Shift limits and service time
If drivers have a 90-minute shift limit, set max_route_time. The solver will split routes so that no vehicle exceeds the time budget. You can also account for time spent at each stop with service_time – loading/unloading, signatures, etc.
n <- nrow(stops)
result_shift <- route_vrp(
stops,
depot = 1,
demand_col = "packages",
vehicle_capacity = 50,
cost_matrix = ttm,
service_time = rep(3, n), # 3 minutes at each stop
max_route_time = 90 # 90-minute shift limit
)
summary(result_shift)
VRP routes: 26 locations, 3 vehicles (depot: 1)
Method: 2-opt | Total cost: 162.0 | Improvement: 6.4%
Capacity: 50 | Max route time: 90
Solve time: 0.000s
Per-vehicle summary:
Vehicle Stops Load Cost Time
1 9 38 54 81
2 9 34 50 77
3 7 26 58 79
Cost = matrix objective (travel only); Time = travel + service + waiting
max_route_time is a hard constraint: total time (travel + service) on every route stays within the limit. The objective is still minimizing total travel time, so the solver won’t use extra vehicles unless the time constraint forces it.
Balancing route times
The cost optimizer finds the cheapest set of routes, but that can produce uneven workloads – one driver finishes in 30 minutes while another is out for 80. Setting balance = "time" runs a post-optimization phase that redistributes stops to reduce the longest route time, at the cost of a small bounded cost increase.
result_balanced <- route_vrp(
stops,
depot = 1,
demand_col = "packages",
vehicle_capacity = 35,
cost_matrix = ttm,
service_time = rep(3, n),
balance = "time"
)
summary(result_balanced)
VRP routes: 26 locations, 3 vehicles (depot: 1)

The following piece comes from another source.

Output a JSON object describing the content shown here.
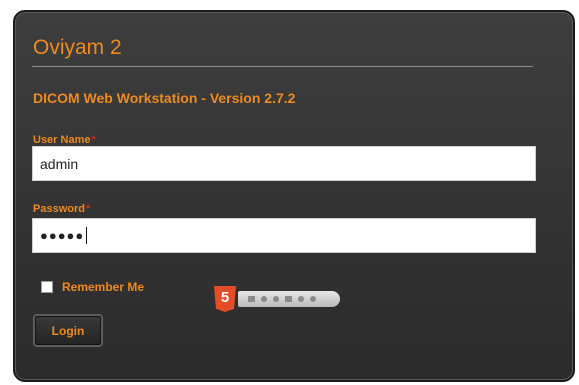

Method: 2-opt | Total cost: 167.0 | Improvement: 5.7%
Capacity: 35 | Balance: time (1 move)
Solve time: 0.000s
Per-vehicle summary:
Vehicle Stops Load Cost Time
1 8 34 45 69
2 9 34 59 86
3 8 30 63 87
Cost = matrix objective (travel only); Time = travel + service + waiting
The balancing phase only runs when method = "2-opt" (the default). It targets the longest route and tries moving or swapping stops to shorten it. Capacity and time constraints are still respected.
Time windows
If customers have availability windows, set earliest and latest. The solver respects these when constructing and improving routes. A vehicle may arrive early and wait, but it cannot begin service after the latest time.
# Simulate availability windows: depot open all day, customers available
# within a 30-minute window starting at staggered times
set.seed(42)
window_open <- c(0, runif(n - 1, 0, 40)) # depot at 0
window_close <- c(200, window_open[-1] + 30) # 30-minute windows
result_tw <- route_vrp(
stops,
depot = 1,
demand_col = "packages",
vehicle_capacity = 50,
cost_matrix = ttm,
service_time = rep(3, n),
earliest = window_open,
latest = window_close
)
summary(result_tw)
VRP routes: 26 locations, 6 vehicles (depot: 1)
Method: 2-opt | Total cost: 229.0 | Improvement: 6.2%
Capacity: 50 | Time windows: active
Solve time: 0.001s
Per-vehicle summary:
Vehicle Stops Load Cost Time
1 4 17 42 54.00
2 5 19 33 68.28
3 4 16 25 53.76
4 4 16 41 68.13
5 3 10 41 59.16
6 5 20 47 74.22
Cost = matrix objective (travel only); Time = travel + service + waiting
Arrival and departure times are added to the output as .arrival_time and .departure_time columns. Time windows interact with all other constraints: capacity limits, max_route_time (which includes waiting time), and fleet size. Note that balance = "time" is disabled when time windows are active.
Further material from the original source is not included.